A tale precedente il Collegio intende dare continuità.

Nella specie, la società ricorrente ha depositato il proprio ricorso, notificato alla controparte a mezzo PEC, senza la necessaria asseverazione; e poichè la controparte è rimasta intimata, la ricorrente avrebbe potuto procedere al deposito dell’asseverazione fino alla data dell’adunanza in camera di consiglio.

Non avendo la stessa provveduto in tal senso, il ricorso rimane improcedibile.

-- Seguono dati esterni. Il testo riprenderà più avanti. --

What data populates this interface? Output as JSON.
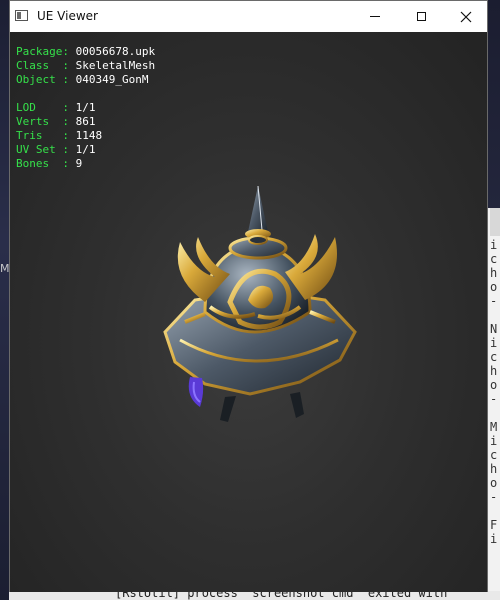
{
  "window": {
    "title": "UE Viewer"
  },
  "titlebar": {
    "minimize_icon": "minimize-icon",
    "maximize_icon": "maximize-icon",
    "close_icon": "close-icon"
  },
  "info": {
    "package": {
      "label": "Package: ",
      "value": "00056678.upk"
    },
    "class": {
      "label": "Class  : ",
      "value": "SkeletalMesh"
    },
    "object": {
      "label": "Object : ",
      "value": "040349_GonM"
    },
    "lod": {
      "label": "LOD    : ",
      "value": "1/1"
    },
    "verts": {
      "label": "Verts  : ",
      "value": "861"
    },
    "tris": {
      "label": "Tris   : ",
      "value": "1148"
    },
    "uvset": {
      "label": "UV Set : ",
      "value": "1/1"
    },
    "bones": {
      "label": "Bones  : ",
      "value": "9"
    }
  },
  "colors": {
    "label_green": "#35e04a",
    "value_white": "#ffffff",
    "viewport_bg": "#2f2f2f",
    "gold": "#d4a53a"
  },
  "background": {
    "right_panel_text": "i\nc\nh\no\n-\n\nN\ni\nc\nh\no\n-\n\nM\ni\nc\nh\no\n-\n\nF\ni",
    "left_glyph": "M",
    "bottom_text": "[RstUtil] process \"screenshot cmd\" exited with"
  }
}
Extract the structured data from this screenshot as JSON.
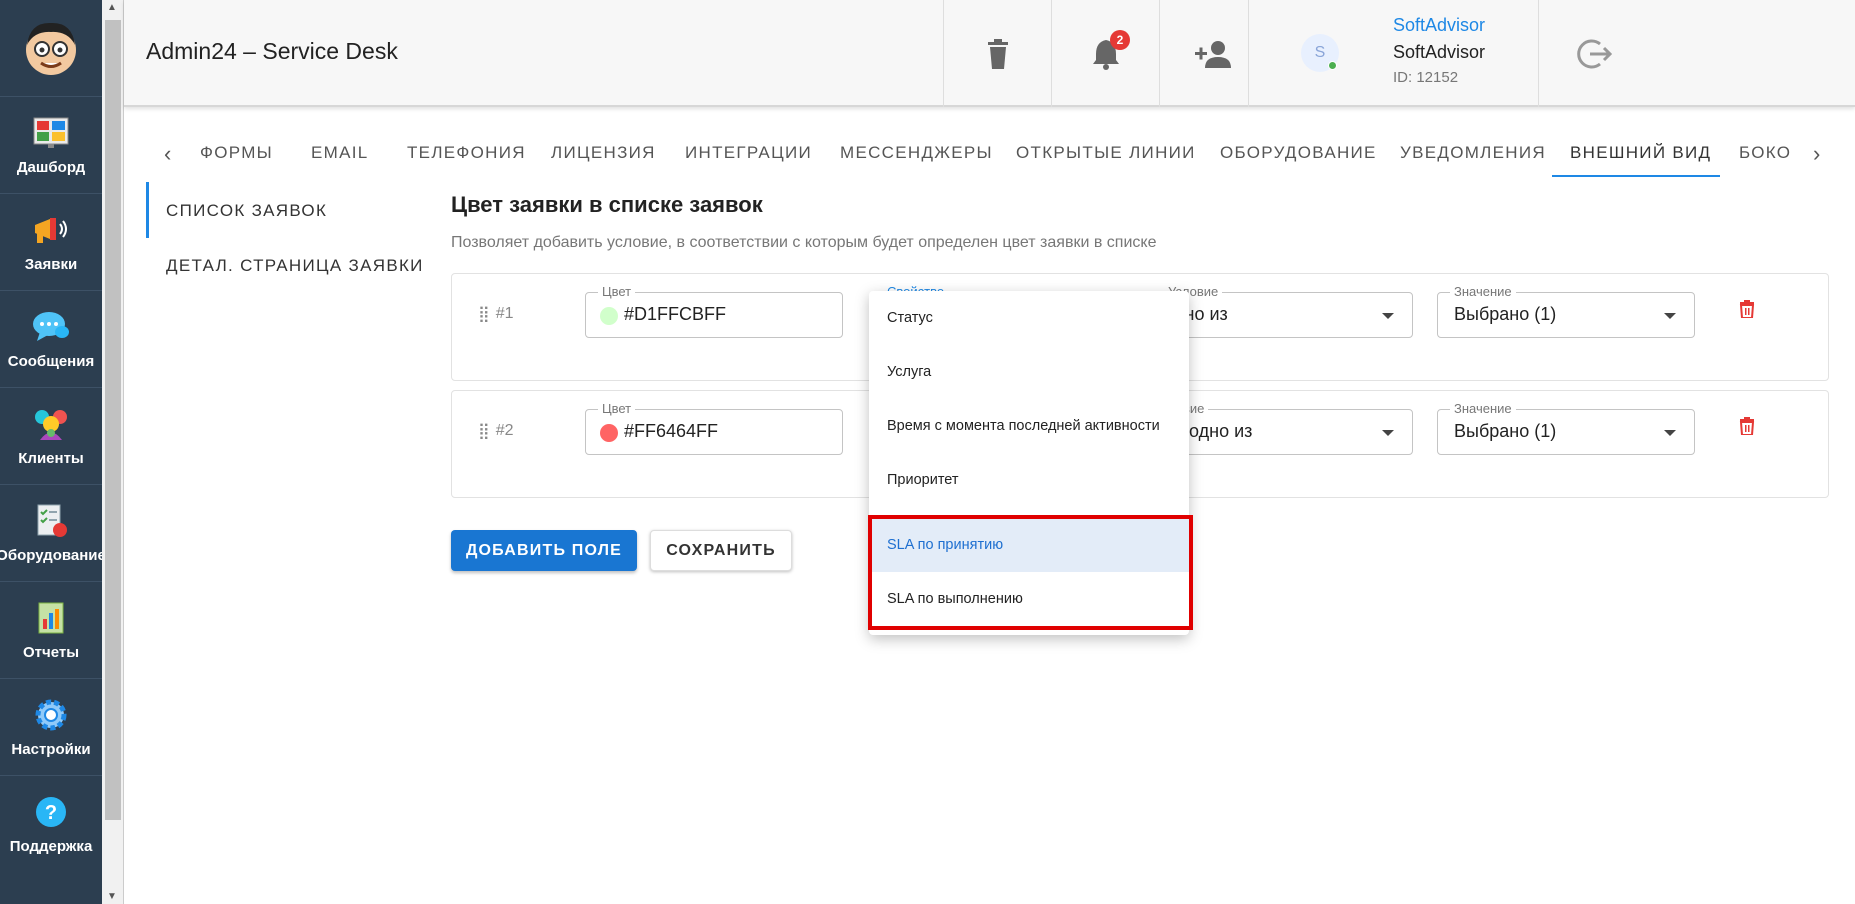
{
  "sidebar": {
    "items": [
      {
        "label": "Дашборд",
        "icon": "dashboard-icon"
      },
      {
        "label": "Заявки",
        "icon": "megaphone-icon"
      },
      {
        "label": "Сообщения",
        "icon": "chat-icon"
      },
      {
        "label": "Клиенты",
        "icon": "clients-icon"
      },
      {
        "label": "Оборудование",
        "icon": "equipment-icon"
      },
      {
        "label": "Отчеты",
        "icon": "reports-icon"
      },
      {
        "label": "Настройки",
        "icon": "gear-icon"
      },
      {
        "label": "Поддержка",
        "icon": "help-icon"
      }
    ]
  },
  "header": {
    "title": "Admin24 – Service Desk",
    "notifications_count": "2",
    "user": {
      "link": "SoftAdvisor",
      "name": "SoftAdvisor",
      "id": "ID: 12152",
      "initial": "S"
    }
  },
  "tabs": {
    "items": [
      "ФОРМЫ",
      "EMAIL",
      "ТЕЛЕФОНИЯ",
      "ЛИЦЕНЗИЯ",
      "ИНТЕГРАЦИИ",
      "МЕССЕНДЖЕРЫ",
      "ОТКРЫТЫЕ ЛИНИИ",
      "ОБОРУДОВАНИЕ",
      "УВЕДОМЛЕНИЯ",
      "ВНЕШНИЙ ВИД",
      "БОКО"
    ],
    "active": "ВНЕШНИЙ ВИД"
  },
  "subnav": {
    "items": [
      "СПИСОК ЗАЯВОК",
      "ДЕТАЛ. СТРАНИЦА ЗАЯВКИ"
    ]
  },
  "main": {
    "title": "Цвет заявки в списке заявок",
    "description": "Позволяет добавить условие, в соответствии с которым будет определен цвет заявки в списке",
    "rules": [
      {
        "num": "#1",
        "color_label": "Цвет",
        "color_value": "#D1FFCBFF",
        "color_hex": "#D1FFCB",
        "condition_label": "Условие",
        "condition_value": "дно из",
        "value_label": "Значение",
        "value_value": "Выбрано (1)"
      },
      {
        "num": "#2",
        "color_label": "Цвет",
        "color_value": "#FF6464FF",
        "color_hex": "#FF6464",
        "condition_label": "ловие",
        "condition_value": "и одно из",
        "value_label": "Значение",
        "value_value": "Выбрано (1)"
      }
    ],
    "property_label": "Свойство",
    "add_button": "ДОБАВИТЬ ПОЛЕ",
    "save_button": "СОХРАНИТЬ"
  },
  "dropdown": {
    "options": [
      "Статус",
      "Услуга",
      "Время с момента последней активности",
      "Приоритет",
      "SLA по принятию",
      "SLA по выполнению"
    ],
    "selected": "SLA по принятию"
  },
  "colors": {
    "accent": "#1976d2",
    "sidebar": "#2c3e50",
    "danger": "#e53935"
  }
}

2. Osserva la Corte, ad abundantiam, che il ricorso, ove pure non fosse incorso in tale vizio procedurale, sarebbe comunque inammissibile.

Ciò in quanto con l’unico motivo si lamenta, in relazione all’art. 360 c.p.c., comma 1, nn. 3) e 5), violazione e falsa applicazione delle norme processuali sull’onere della prova (art. 2697 c.c. ed art. 116 c.p.c.), nonchè contraddittoria motivazione su di una circostanza decisiva per il giudizio, sul rilievo che la sentenza avrebbe stravolto le regole sull’onere della prova, dando rilievo decisivo ad una testimonianza e non considerando come dalla documentazione esistente risultava la fondatezza del credito azionato con il decreto ingiuntivo.

Si deve rilevare, al contrario, che la Corte d’appello ha ricostruito la vicenda sulla base di una serie di elementi, valutando il contenuto delle due deposizioni testimoniali e considerando che le fatture commerciali, che pure consentono di ottenere l’emissione del decreto ingiuntivo, non possono assurgere al rango di prova a favore del creditore nel giudizio di opposizione, qualora contestate (come nel caso in esame).

A fronte di tale ricostruzione il ricorso – peraltro redatto con una tecnica non rispettosa dell’art. 366 c.p.c., comma 1, n. 6), poichè fa riferimento ad atti e documenti senza specificare se e come essi siano a disposizione di questa Corte – si risolve nell’evidente tentativo di ottenere in questa sede un nuovo e non consentito esame del merito.

3. 11 ricorso, pertanto, è dichiarato improcedibile.

Non occorre provvedere sulle spese, poichè la società intimata non ha svolto attività difensiva in questa sede.

Sussistono, tuttavia, le condizioni di cui al D.P.R. n. 30 magio 2002, n. 115, art. 13, comma 1-quater, per il versamento, da parte della società ricorrente, dell’ulteriore importo a titolo di contributo unificato pari a quello dovuto per il ricorso.

PQM

La Corte dichiara improcedibile il ricorso. Nulla per le spese.

Ai sensi del D.P.R. 30 maggio 2002, n. 115, art. 13, comma 1-quater, dà atto della sussistenza delle condizioni per il versamento, da parte della società ricorrente, dell’ulteriore importo a titolo di contributo unificato pari a quello dovuto per il ricorso.

Così deciso in Roma, nella camera di consiglio della Sesta Sezione Civile – 3, il 12 aprile 2019.